Hunt’s aim of building global companies in Britain is likely to form part of his pitch on Thursday when he hosts a summit of tech chief executives at Dorneywood, the chancellor’s Buckinghamshire estate.
He insisted it was not too late for the UK to build tech groups as big as the US giants, saying: “There is no reason whatsoever that we couldn’t have some tech giants that are both UK born and bred, but also grow to global dominance through the UK capital markets.”
His reforms include an overhaul of the UK’s listing rules, loosening restrictions on dual-class share structures favoured by founders seeking to retain control of companies after they list and reducing the number of transactions requiring shareholders’ approval.

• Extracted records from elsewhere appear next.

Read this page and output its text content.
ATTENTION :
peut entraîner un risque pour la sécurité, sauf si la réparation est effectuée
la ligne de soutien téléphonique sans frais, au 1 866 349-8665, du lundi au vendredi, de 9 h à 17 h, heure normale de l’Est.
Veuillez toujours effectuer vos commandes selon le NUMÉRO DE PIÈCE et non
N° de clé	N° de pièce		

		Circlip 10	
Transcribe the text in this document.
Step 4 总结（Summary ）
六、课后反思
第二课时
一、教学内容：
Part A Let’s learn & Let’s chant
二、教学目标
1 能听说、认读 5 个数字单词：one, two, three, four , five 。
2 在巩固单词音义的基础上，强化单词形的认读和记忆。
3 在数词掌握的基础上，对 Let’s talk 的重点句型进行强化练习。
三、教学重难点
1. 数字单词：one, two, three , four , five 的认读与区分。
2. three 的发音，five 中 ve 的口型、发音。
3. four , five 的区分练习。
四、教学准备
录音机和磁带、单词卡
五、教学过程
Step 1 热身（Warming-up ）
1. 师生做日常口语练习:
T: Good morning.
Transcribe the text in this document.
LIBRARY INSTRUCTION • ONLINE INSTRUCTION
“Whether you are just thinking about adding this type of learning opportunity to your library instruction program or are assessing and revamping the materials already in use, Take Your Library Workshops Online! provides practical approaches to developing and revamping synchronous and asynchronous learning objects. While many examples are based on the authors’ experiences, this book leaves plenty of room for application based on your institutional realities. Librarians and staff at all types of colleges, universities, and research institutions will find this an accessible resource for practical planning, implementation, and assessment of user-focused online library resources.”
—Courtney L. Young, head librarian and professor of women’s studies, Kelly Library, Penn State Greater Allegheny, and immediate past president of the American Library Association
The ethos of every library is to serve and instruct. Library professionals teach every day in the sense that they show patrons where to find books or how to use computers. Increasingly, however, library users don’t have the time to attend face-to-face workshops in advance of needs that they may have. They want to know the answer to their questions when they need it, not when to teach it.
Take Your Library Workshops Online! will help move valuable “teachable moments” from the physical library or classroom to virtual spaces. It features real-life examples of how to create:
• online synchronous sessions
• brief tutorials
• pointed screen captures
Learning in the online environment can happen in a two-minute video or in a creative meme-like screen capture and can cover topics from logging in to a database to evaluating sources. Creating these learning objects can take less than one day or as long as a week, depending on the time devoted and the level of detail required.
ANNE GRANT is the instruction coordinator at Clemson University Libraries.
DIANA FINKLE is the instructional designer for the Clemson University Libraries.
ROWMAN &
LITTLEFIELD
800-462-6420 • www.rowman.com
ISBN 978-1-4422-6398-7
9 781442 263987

Some investors have warned that the proposals risk undermining Britain’s reputation for corporate governance and harming its attractiveness as a financial centre.
Hunt rejected concerns over a stream of takeover bids for UK companies, sparked in part by lacklustre share prices.
“Big companies IPOing and then going private is part of how capitalism works,” Hunt said. “And, very often . . . a well-run private equity company can really transform a business over a period of four or five years. So it shouldn’t worry us at all, if that’s happening to some great British companies.”
The value of bids for London-listed companies this year has hit its highest since 2018, according to Dealogic data, with most coming from overseas buyers taking advantage of relatively low valuations.
US private equity firm Thoma Bravo has agreed to buy cyber security company Darktrace in a £4.3bn deal, while FTSE 100 miner Anglo American and International Distributions Services, the owner of Royal Mail, are also targets for foreign bidders.
“When it comes to someone like Darktrace, what I want to make sure is that if the people who set up Darktrace want to be as big in terms of valuation as an Amazon or a Google or a Microsoft, they can do that in the UK,” Hunt added.
He cited the decision by Sir Demis Hassabis to sell DeepMind, the UK artificial intelligence lab, to Google in 2014. Mustafa Suleyman, one of Hassabis’ co-founders, said last year that the UK should be “more encouraging of large-scale investments, more encouraging of risk taking”.
Hunt said: “I want to make sure that the Demises of the future are confident that, if they want to, they can raise the capital here in London to stay independent so that ultimately the UK gets those giant tech players.”